EJB Client Program Conclusion

This module examined in some detail the EJB client program and how it interacts with the container and the bean.
I initially showed you a typical sequence of operations that the client goes through, and I explained the responsibilities of each of the entities in our session bean architecture.
Moving from the general to the specific, we looked at the concept of a remote reference[1] , and then identified and explained the Home interface[2] and the Home object.
We wrote the code to look up and download the remote reference to the home object from the Name Service, and then, using that reference, we created the bean instance and its EJBObject . The create() call returned the remote reference to the EJBObject, which we used in the client to invoke its business methods. We caught the system exceptions thrown by the infrastructure and application exceptions thrown by the bean.
I explained how a client can acquire a handle to a bean instance. This handle can be used to re-acquire the bean instance at a later time in, perhaps, a different program, in a different JVM.

Container and Server Provider

The container provider supplies an EJB container (the application server). This is the runtime environment in which beans live. The container supplies middleware services to the beans and manages them. Examples of EJB containers are Oracle WebLogic Server 12c, IBM's WebSphere, and JBoss open source code application server.
The server provider is the same as the container provider.

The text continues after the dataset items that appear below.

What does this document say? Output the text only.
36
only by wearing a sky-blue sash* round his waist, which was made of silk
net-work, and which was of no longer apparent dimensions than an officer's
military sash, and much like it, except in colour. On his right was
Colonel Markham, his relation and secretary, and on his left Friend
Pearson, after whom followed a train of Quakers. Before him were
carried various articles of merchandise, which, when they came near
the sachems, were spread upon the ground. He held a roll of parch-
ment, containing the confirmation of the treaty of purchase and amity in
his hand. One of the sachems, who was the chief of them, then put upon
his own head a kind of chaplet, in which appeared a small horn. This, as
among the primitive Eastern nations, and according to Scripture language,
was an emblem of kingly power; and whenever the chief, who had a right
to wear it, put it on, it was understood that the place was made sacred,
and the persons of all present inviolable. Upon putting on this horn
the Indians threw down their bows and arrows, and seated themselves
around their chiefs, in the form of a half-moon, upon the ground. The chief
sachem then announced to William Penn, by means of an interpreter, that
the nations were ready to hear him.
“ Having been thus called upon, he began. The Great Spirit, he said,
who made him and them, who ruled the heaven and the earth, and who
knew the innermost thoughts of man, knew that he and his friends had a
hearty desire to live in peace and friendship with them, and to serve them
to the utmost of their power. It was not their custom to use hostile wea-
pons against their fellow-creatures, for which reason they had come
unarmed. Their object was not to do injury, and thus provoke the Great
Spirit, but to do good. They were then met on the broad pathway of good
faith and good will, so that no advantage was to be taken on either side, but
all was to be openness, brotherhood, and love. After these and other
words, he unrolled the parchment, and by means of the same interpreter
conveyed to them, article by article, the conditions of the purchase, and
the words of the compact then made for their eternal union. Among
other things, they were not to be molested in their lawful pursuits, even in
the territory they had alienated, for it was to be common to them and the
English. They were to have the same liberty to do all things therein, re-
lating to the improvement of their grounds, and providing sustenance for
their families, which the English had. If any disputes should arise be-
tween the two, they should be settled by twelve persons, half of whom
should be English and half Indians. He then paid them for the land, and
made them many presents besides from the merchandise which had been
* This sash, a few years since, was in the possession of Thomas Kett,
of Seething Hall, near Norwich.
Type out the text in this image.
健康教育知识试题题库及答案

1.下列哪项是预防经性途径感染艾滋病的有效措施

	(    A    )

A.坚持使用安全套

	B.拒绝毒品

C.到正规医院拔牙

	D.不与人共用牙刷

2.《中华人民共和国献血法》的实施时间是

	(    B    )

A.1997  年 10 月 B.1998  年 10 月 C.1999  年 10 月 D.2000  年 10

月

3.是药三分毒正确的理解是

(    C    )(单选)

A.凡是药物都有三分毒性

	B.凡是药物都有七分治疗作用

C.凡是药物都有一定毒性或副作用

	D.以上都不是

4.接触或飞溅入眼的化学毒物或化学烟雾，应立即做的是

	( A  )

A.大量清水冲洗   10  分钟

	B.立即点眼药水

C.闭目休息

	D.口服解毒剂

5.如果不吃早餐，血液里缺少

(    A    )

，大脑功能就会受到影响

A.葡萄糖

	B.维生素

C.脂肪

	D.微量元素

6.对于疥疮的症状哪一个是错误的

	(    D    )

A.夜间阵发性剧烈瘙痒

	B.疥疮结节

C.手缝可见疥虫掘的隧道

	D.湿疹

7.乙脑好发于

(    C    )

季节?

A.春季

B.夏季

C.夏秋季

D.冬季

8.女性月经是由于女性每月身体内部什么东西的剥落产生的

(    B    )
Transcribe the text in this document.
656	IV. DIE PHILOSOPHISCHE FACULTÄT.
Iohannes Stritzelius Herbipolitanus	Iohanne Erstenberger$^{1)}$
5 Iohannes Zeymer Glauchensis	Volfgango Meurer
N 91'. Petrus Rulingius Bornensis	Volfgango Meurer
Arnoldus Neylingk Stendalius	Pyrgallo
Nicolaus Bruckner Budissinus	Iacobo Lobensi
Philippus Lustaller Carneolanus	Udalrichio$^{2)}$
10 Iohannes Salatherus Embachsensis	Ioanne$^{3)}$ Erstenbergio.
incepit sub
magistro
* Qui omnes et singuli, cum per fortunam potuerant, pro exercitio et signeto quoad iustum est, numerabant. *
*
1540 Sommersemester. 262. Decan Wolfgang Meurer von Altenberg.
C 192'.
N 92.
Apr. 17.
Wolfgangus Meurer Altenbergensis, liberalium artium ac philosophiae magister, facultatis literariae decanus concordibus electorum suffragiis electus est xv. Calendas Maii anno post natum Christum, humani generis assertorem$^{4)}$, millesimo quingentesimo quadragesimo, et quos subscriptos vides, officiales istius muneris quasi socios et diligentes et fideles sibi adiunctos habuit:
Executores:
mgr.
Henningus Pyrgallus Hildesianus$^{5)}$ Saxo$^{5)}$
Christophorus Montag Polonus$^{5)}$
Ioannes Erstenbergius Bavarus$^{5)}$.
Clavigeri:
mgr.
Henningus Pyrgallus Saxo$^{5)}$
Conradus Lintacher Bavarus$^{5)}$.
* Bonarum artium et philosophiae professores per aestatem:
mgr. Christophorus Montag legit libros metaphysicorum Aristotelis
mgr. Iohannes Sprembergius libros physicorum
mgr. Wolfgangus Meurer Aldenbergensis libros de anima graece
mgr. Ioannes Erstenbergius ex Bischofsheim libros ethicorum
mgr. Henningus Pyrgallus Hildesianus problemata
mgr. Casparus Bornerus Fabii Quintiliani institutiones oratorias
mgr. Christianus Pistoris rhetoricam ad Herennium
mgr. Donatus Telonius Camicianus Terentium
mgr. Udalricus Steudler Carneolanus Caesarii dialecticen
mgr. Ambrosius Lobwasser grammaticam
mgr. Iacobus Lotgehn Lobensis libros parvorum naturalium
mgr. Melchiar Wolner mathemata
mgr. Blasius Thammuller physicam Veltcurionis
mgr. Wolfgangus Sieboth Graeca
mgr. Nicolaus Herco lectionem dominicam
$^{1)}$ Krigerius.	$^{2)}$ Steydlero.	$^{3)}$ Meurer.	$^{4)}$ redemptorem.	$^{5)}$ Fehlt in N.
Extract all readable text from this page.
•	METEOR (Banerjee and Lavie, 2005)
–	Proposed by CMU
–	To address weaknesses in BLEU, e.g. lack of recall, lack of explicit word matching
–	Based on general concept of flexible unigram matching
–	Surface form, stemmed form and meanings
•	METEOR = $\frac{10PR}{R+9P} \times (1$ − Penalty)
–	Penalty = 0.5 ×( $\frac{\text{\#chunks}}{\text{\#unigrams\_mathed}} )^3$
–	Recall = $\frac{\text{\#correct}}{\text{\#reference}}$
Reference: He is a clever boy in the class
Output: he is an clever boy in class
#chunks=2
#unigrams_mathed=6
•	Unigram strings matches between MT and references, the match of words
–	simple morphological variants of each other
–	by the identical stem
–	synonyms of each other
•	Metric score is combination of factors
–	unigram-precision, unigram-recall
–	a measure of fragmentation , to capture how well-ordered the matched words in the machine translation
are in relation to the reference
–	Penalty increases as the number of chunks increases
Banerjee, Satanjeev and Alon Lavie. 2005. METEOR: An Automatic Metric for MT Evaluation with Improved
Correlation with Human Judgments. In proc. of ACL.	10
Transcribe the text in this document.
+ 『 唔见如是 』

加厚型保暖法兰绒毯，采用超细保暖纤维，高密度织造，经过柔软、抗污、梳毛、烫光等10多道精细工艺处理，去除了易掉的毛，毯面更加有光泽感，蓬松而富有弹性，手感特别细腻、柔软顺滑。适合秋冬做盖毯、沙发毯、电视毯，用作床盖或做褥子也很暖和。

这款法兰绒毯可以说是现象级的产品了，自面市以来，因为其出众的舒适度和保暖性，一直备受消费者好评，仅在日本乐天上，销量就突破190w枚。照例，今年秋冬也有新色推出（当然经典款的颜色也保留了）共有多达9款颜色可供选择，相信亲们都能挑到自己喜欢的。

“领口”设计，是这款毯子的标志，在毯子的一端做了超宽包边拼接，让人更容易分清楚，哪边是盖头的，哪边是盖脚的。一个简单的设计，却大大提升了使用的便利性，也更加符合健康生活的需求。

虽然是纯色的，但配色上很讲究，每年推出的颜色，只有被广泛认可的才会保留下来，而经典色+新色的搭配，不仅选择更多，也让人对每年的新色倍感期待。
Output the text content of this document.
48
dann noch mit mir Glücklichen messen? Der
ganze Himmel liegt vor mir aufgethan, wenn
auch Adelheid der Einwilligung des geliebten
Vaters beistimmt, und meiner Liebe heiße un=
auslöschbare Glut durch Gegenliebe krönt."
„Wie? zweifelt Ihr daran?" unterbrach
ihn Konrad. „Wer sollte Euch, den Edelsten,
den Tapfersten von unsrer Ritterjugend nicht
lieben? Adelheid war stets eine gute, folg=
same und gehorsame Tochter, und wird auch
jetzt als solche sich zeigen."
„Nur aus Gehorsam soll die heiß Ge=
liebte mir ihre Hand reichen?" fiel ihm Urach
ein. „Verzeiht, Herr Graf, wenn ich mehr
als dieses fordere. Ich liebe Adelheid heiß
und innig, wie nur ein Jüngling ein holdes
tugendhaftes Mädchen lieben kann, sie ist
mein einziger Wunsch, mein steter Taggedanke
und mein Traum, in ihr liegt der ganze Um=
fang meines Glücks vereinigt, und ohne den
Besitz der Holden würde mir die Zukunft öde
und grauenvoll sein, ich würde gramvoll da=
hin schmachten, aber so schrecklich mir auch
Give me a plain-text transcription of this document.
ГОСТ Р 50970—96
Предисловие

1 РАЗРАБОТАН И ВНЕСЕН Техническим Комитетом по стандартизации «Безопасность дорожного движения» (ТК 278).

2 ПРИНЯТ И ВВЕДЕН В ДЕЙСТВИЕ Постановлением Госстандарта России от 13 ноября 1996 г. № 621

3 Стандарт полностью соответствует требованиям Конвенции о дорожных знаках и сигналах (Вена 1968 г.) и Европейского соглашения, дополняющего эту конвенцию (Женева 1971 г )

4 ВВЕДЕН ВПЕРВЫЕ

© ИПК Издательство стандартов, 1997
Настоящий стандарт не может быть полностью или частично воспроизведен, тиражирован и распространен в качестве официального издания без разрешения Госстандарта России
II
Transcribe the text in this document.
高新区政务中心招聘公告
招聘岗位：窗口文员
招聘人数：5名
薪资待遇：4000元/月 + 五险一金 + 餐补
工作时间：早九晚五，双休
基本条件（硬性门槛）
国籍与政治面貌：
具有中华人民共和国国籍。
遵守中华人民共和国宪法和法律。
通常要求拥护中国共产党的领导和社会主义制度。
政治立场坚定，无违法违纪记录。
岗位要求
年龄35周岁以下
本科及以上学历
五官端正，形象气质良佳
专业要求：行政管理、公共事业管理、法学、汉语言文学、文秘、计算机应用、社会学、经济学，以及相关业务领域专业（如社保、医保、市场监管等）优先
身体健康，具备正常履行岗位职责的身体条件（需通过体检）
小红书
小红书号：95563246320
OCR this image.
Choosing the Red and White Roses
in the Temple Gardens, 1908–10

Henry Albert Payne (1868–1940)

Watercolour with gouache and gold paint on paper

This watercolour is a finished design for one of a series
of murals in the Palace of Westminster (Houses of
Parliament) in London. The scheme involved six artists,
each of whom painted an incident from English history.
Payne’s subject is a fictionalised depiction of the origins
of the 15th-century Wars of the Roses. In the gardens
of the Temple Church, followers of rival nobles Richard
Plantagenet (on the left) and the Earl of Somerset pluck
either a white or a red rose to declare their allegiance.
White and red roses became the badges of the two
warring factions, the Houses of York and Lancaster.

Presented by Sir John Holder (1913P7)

Sun has not yet differentiated these (and they may never do so). We will use the terms EJB container and EJB server interchangeably in this course.

Tool Vendors

To facilitate the component development process, there should be a standardized way to build, manage, and maintain components. In the EJB Ecosystem, there are several Integrated Development Environments (IDEs) assist you in rapidly building and debugging components.
Examples are Eclipse IDE as well as NetBeans IDE. Other tools enable you to model components in the Unified Modeling Language (UML), which is the diagram style used in this book. You can then autogenerate EJB code from that UML.
Examples of products in this space are LucidChart, GenMyModel and Gliffy. There are other tools as well, such as tools to organize components, testing tools such as JUnit, and build tools like Ant.

  1. Home object: The EJB bean factory (see above). It listens on the network for client create() and remove() requests.
  2. EJBObject: That skeleton of the bean that implements the bean's interface.
  3. Handle: An object which contains all the information required to access an existing remote session bean.
  4. JVM: The Java Virtual Machine, a software implementation of a portable environment, that executes Java programs.
In the next module, we will actually deploy the Hello bean and then you can test it with the Hello client that I will provide. A client for a simple BankAccount bean will be written from scratch.

[1]Remote reference: The reference to an object, usually the stub, that knows where, and how to communicate with, a remote object.
[2]Home interface: The Java interface that is implemented by the deployer to build the home object.